Edible Gymnosperms

Edible Gymnosperms

A gymnosperm, (Greek gymnospermos, =”naked seed”), is a seed that does not have an enclosure. The following gymnosperms are culinary nuts. All but the ginkgo nut are from evergreens.

  • Cycads (Macrozamia )
  • Burrawang nut (Macrozamia communis), a major source of starch for Indigenous Australians around Sydney.
  • Ginkgo nuts (Ginkgo biloba) are a common ingredient in Chinese cooking. They are starchy, low in fat, protein and calories, but high in vitamin C.
  • Araucaria spp.:Bunya nut (Araucaria bidwillii) is native to Queensland, Australia. Nuts are the size of walnuts, and rich in starch.

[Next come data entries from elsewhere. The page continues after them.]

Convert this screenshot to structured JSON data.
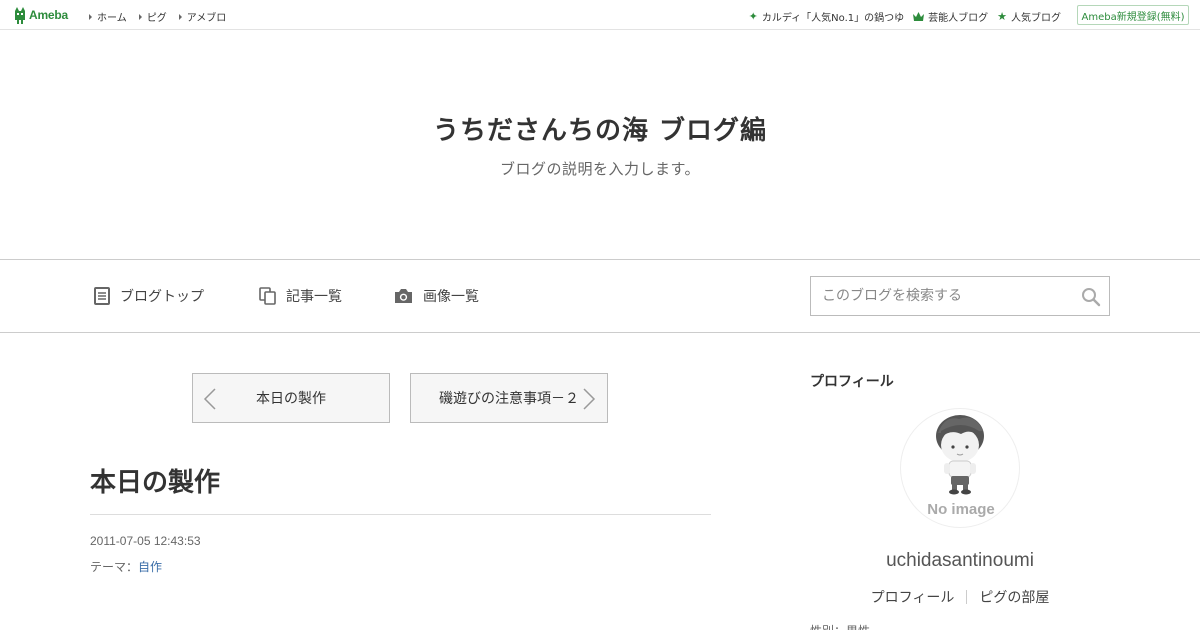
{
  "global_header": {
    "logo_text": "Ameba",
    "nav": [
      {
        "label": "ホーム"
      },
      {
        "label": "ピグ"
      },
      {
        "label": "アメブロ"
      }
    ],
    "right_links": [
      {
        "icon": "sparkle-icon",
        "label": "カルディ「人気No.1」の鍋つゆ"
      },
      {
        "icon": "crown-icon",
        "label": "芸能人ブログ"
      },
      {
        "icon": "star-icon",
        "label": "人気ブログ"
      }
    ],
    "register_label": "Ameba新規登録(無料)"
  },
  "blog": {
    "title": "うちださんちの海 ブログ編",
    "description": "ブログの説明を入力します。"
  },
  "blog_nav": {
    "items": [
      {
        "icon": "document-icon",
        "label": "ブログトップ"
      },
      {
        "icon": "copy-icon",
        "label": "記事一覧"
      },
      {
        "icon": "camera-icon",
        "label": "画像一覧"
      }
    ],
    "search_placeholder": "このブログを検索する"
  },
  "pager": {
    "prev_label": "本日の製作",
    "next_label": "磯遊びの注意事項－２"
  },
  "entry": {
    "title": "本日の製作",
    "date": "2011-07-05 12:43:53",
    "theme_prefix": "テーマ：",
    "theme_link": "自作"
  },
  "sidebar": {
    "heading": "プロフィール",
    "avatar_caption": "No image",
    "user_name": "uchidasantinoumi",
    "links": [
      {
        "label": "プロフィール"
      },
      {
        "label": "ピグの部屋"
      }
    ],
    "cut_text": "性別：男性"
  },
  "colors": {
    "brand_green": "#2d8c3c",
    "link_blue": "#3b6ea8"
  }
}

  • Monkey-puzzle nut (Araucaria araucana) has nuts twice the size of almonds. Rich in starch. Roasted, boiled, eaten raw, or fermented in Chile and Argentina
  • Paraná pine nut (Araucaria angustifolia) (or Brazil pine nut) is an edible seed similar to pine nuts
  • Pine nuts (Pinus) Pine nuts can be toasted and added to salads and are used as an ingredient in pesto, among other regional uses.
  • Chilgoza pine (Pinus gerardiana), common in Central Asia. Nuts are used raw, roasted or in confectionery products
  • Colorado pinyon (Pinus edulis), in great demand as an edible nut, with average annual production of 454 to 900 tonnes.

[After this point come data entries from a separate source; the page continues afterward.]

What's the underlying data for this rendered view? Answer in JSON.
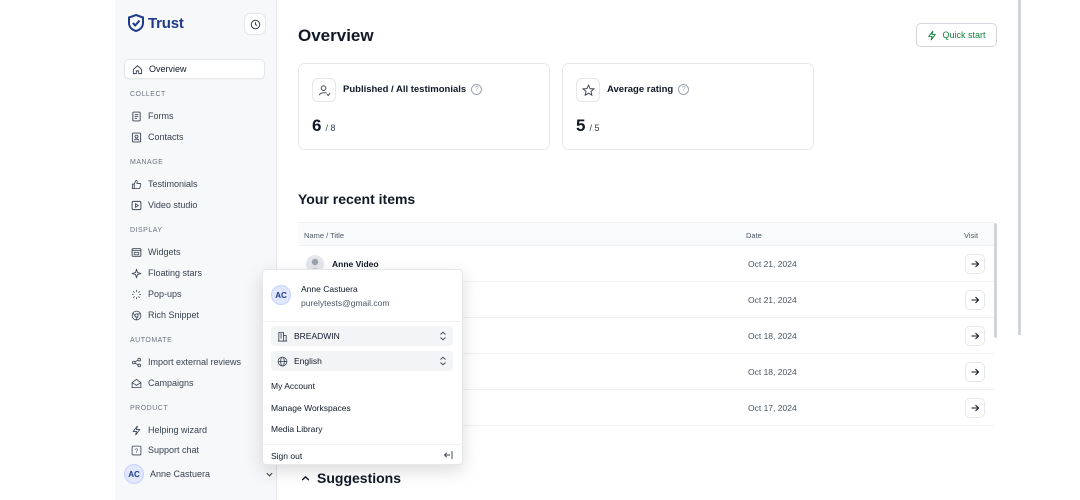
{
  "brand": {
    "name": "Trust"
  },
  "sidebar": {
    "overview": "Overview",
    "sections": {
      "collect": "COLLECT",
      "manage": "MANAGE",
      "display": "DISPLAY",
      "automate": "AUTOMATE",
      "product": "PRODUCT"
    },
    "items": {
      "forms": "Forms",
      "contacts": "Contacts",
      "testimonials": "Testimonials",
      "video_studio": "Video studio",
      "widgets": "Widgets",
      "floating_stars": "Floating stars",
      "popups": "Pop-ups",
      "rich_snippet": "Rich Snippet",
      "import_reviews": "Import external reviews",
      "campaigns": "Campaigns",
      "helping_wizard": "Helping wizard",
      "support_chat": "Support chat"
    },
    "user": {
      "initials": "AC",
      "name": "Anne Castuera"
    }
  },
  "main": {
    "title": "Overview",
    "quick_start": "Quick start",
    "stats": [
      {
        "label": "Published / All testimonials",
        "value": "6",
        "total": "/ 8"
      },
      {
        "label": "Average rating",
        "value": "5",
        "total": "/ 5"
      }
    ],
    "recent_title": "Your recent items",
    "table": {
      "headers": {
        "name": "Name / Title",
        "date": "Date",
        "visit": "Visit"
      },
      "rows": [
        {
          "name": "Anne Video",
          "date": "Oct 21, 2024"
        },
        {
          "name": "",
          "date": "Oct 21, 2024"
        },
        {
          "name": "",
          "date": "Oct 18, 2024"
        },
        {
          "name": "",
          "date": "Oct 18, 2024"
        },
        {
          "name": "",
          "date": "Oct 17, 2024"
        }
      ]
    },
    "suggestions": "Suggestions"
  },
  "popup": {
    "initials": "AC",
    "name": "Anne Castuera",
    "email": "purelytests@gmail.com",
    "workspace": "BREADWIN",
    "language": "English",
    "links": {
      "account": "My Account",
      "workspaces": "Manage Workspaces",
      "media": "Media Library",
      "signout": "Sign out"
    }
  }
}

  • Korean pine (Pinus koraiensis), a pine-nut yielding species native to Asia
  • Mexican pinyon (Pinus cembroides), found in Mexico and Arizona. Nuts are eaten raw, roasted, or made into flour
  • Single-leaf pinyon (Pinus monophylla) grows in foothills from Mexico to Idaho. Eaten as other pine nuts. Also sometimes ground and made into pancakes
  • Stone pine, or pignolia nut (Pinus pinea) is the most popular commercially important pine nut.